Três mísseis acertaram o prédio de dois andares da embaixada, localizado no centro de Belgrado. Segundo a agência oficial chinesa Nova China, cinco pessoas estavam feridas embaixo dos escombros - uma delas morreu antes de ser resgatada - e três desaparecidas. No centro de Nis, bombas de fragmentação mataram 15 pessoas e feriram mais de 70.
"É possível que um míssil tenha atingido edifícios civis em Nis", admitiu o porta-voz da aliança Vicki Nielsen, que não confirmou a explosão na embaixada chinesa. "Estamos investigando."
Segundo Nielsen, caças-bombardeiros da Otan atacaram no fim da noite de hoje novamente a central termoelétrica de Obrenovac - deixando boa parte da Sérvia e de Montenegro às escuras - e os edifícios do Ministério da Defesa iugoslavo em pleno centro de Belgrado. Perto desses alvos, estão o prédio da Embaixada da China e o Hotel Iugoslávia. Os dois locais foram atingidos.

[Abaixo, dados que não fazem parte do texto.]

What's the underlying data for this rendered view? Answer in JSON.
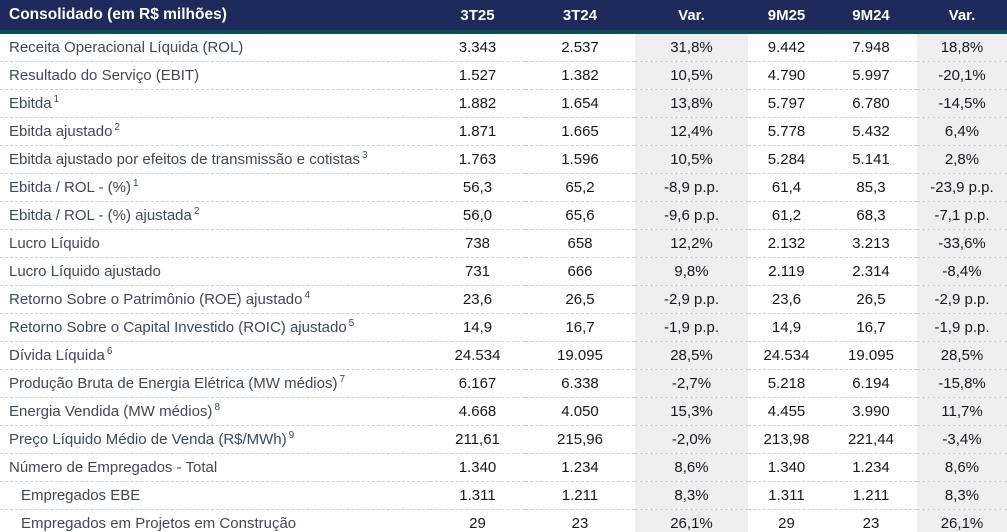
{
  "table": {
    "title": "Consolidado (em R$ milhões)",
    "columns": [
      "3T25",
      "3T24",
      "Var.",
      "9M25",
      "9M24",
      "Var."
    ],
    "rows": [
      {
        "label": "Receita Operacional Líquida (ROL)",
        "sup": "",
        "indent": false,
        "values": [
          "3.343",
          "2.537",
          "31,8%",
          "9.442",
          "7.948",
          "18,8%"
        ]
      },
      {
        "label": "Resultado do Serviço (EBIT)",
        "sup": "",
        "indent": false,
        "values": [
          "1.527",
          "1.382",
          "10,5%",
          "4.790",
          "5.997",
          "-20,1%"
        ]
      },
      {
        "label": "Ebitda",
        "sup": "1",
        "indent": false,
        "values": [
          "1.882",
          "1.654",
          "13,8%",
          "5.797",
          "6.780",
          "-14,5%"
        ]
      },
      {
        "label": "Ebitda ajustado",
        "sup": "2",
        "indent": false,
        "values": [
          "1.871",
          "1.665",
          "12,4%",
          "5.778",
          "5.432",
          "6,4%"
        ]
      },
      {
        "label": "Ebitda ajustado por efeitos de transmissão e cotistas",
        "sup": "3",
        "indent": false,
        "values": [
          "1.763",
          "1.596",
          "10,5%",
          "5.284",
          "5.141",
          "2,8%"
        ]
      },
      {
        "label": "Ebitda / ROL - (%)",
        "sup": "1",
        "indent": false,
        "values": [
          "56,3",
          "65,2",
          "-8,9 p.p.",
          "61,4",
          "85,3",
          "-23,9 p.p."
        ]
      },
      {
        "label": "Ebitda / ROL - (%) ajustada",
        "sup": "2",
        "indent": false,
        "values": [
          "56,0",
          "65,6",
          "-9,6 p.p.",
          "61,2",
          "68,3",
          "-7,1 p.p."
        ]
      },
      {
        "label": "Lucro Líquido",
        "sup": "",
        "indent": false,
        "values": [
          "738",
          "658",
          "12,2%",
          "2.132",
          "3.213",
          "-33,6%"
        ]
      },
      {
        "label": "Lucro Líquido ajustado",
        "sup": "",
        "indent": false,
        "values": [
          "731",
          "666",
          "9,8%",
          "2.119",
          "2.314",
          "-8,4%"
        ]
      },
      {
        "label": "Retorno Sobre o Patrimônio (ROE) ajustado",
        "sup": "4",
        "indent": false,
        "values": [
          "23,6",
          "26,5",
          "-2,9 p.p.",
          "23,6",
          "26,5",
          "-2,9 p.p."
        ]
      },
      {
        "label": "Retorno Sobre o Capital Investido (ROIC) ajustado",
        "sup": "5",
        "indent": false,
        "values": [
          "14,9",
          "16,7",
          "-1,9 p.p.",
          "14,9",
          "16,7",
          "-1,9 p.p."
        ]
      },
      {
        "label": "Dívida Líquida",
        "sup": "6",
        "indent": false,
        "values": [
          "24.534",
          "19.095",
          "28,5%",
          "24.534",
          "19.095",
          "28,5%"
        ]
      },
      {
        "label": "Produção Bruta de Energia Elétrica (MW médios)",
        "sup": "7",
        "indent": false,
        "values": [
          "6.167",
          "6.338",
          "-2,7%",
          "5.218",
          "6.194",
          "-15,8%"
        ]
      },
      {
        "label": "Energia Vendida (MW médios)",
        "sup": "8",
        "indent": false,
        "values": [
          "4.668",
          "4.050",
          "15,3%",
          "4.455",
          "3.990",
          "11,7%"
        ]
      },
      {
        "label": "Preço Líquido Médio de Venda (R$/MWh)",
        "sup": "9",
        "indent": false,
        "values": [
          "211,61",
          "215,96",
          "-2,0%",
          "213,98",
          "221,44",
          "-3,4%"
        ]
      },
      {
        "label": "Número de Empregados - Total",
        "sup": "",
        "indent": false,
        "values": [
          "1.340",
          "1.234",
          "8,6%",
          "1.340",
          "1.234",
          "8,6%"
        ]
      },
      {
        "label": "Empregados EBE",
        "sup": "",
        "indent": true,
        "values": [
          "1.311",
          "1.211",
          "8,3%",
          "1.311",
          "1.211",
          "8,3%"
        ]
      },
      {
        "label": "Empregados em Projetos em Construção",
        "sup": "",
        "indent": true,
        "values": [
          "29",
          "23",
          "26,1%",
          "29",
          "23",
          "26,1%"
        ]
      }
    ]
  },
  "colors": {
    "header_bg": "#1e2a5b",
    "accent_teal": "#0d4d55",
    "var_column_bg": "#efefef",
    "label_text": "#3e4a59",
    "number_text": "#15191f",
    "row_divider": "#cdd3da"
  }
}
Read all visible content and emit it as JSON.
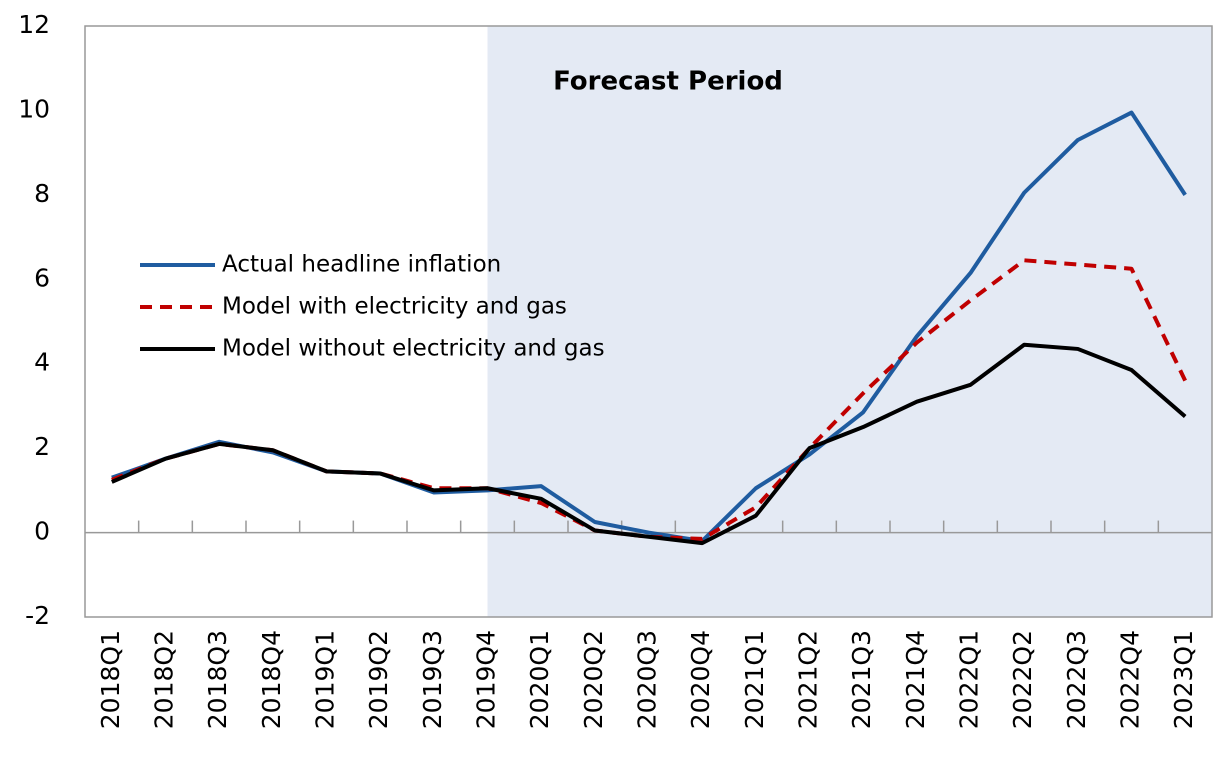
{
  "chart_data": {
    "type": "line",
    "annotation": "Forecast Period",
    "shaded_from": "2019Q4",
    "shade_color": "#e4eaf4",
    "categories": [
      "2018Q1",
      "2018Q2",
      "2018Q3",
      "2018Q4",
      "2019Q1",
      "2019Q2",
      "2019Q3",
      "2019Q4",
      "2020Q1",
      "2020Q2",
      "2020Q3",
      "2020Q4",
      "2021Q1",
      "2021Q2",
      "2021Q3",
      "2021Q4",
      "2022Q1",
      "2022Q2",
      "2022Q3",
      "2022Q4",
      "2023Q1"
    ],
    "series": [
      {
        "name": "Actual headline inflation",
        "color": "#1f5ca0",
        "dash": "solid",
        "values": [
          1.3,
          1.75,
          2.15,
          1.9,
          1.45,
          1.4,
          0.95,
          1.0,
          1.1,
          0.25,
          0.0,
          -0.2,
          1.05,
          1.85,
          2.85,
          4.65,
          6.15,
          8.05,
          9.3,
          9.95,
          8.0
        ]
      },
      {
        "name": "Model with electricity and gas",
        "color": "#c00000",
        "dash": "dashed",
        "values": [
          1.25,
          1.75,
          2.1,
          1.95,
          1.45,
          1.4,
          1.05,
          1.05,
          0.7,
          0.05,
          -0.1,
          -0.15,
          0.6,
          2.0,
          3.3,
          4.5,
          5.5,
          6.45,
          6.35,
          6.25,
          3.6
        ]
      },
      {
        "name": "Model without electricity and gas",
        "color": "#000000",
        "dash": "solid",
        "values": [
          1.2,
          1.75,
          2.1,
          1.95,
          1.45,
          1.4,
          1.0,
          1.05,
          0.8,
          0.05,
          -0.1,
          -0.25,
          0.4,
          2.0,
          2.5,
          3.1,
          3.5,
          4.45,
          4.35,
          3.85,
          2.75
        ]
      }
    ],
    "ylim": [
      -2,
      12
    ],
    "yticks": [
      -2,
      0,
      2,
      4,
      6,
      8,
      10,
      12
    ],
    "grid": false
  }
}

O ministro iugoslavo sem pasta Goran Matic acusou a Otan de promover um ataque deliberado contra a embaixada. "Quero ver agora como a Otan vai justificar isso."
Segundo o embaixador chinês Qin Huasun, a "Otan deverá ser responsabilizada por todas as consequências" desse ato. Membro permanente do CS com poder de veto, a China foi desde o princípio contra os ataques da Otan à Iugoslávia, considerando a operação uma violação da "integridade territorial".
No fim da noite de hoje, a agência estatal iugoslava Tanjug informou que Fehmi Agani, colaborador mais próximo do líder kosovar moderado Ibrahim Rugova, foi encontrado morto em Kosovo. O comunicado afirma que Agani foi morto pelo Exército de Libertação de Kosovo (ELK) que "perdeu o interesse" nele depois de Rugova ter abandonado a província.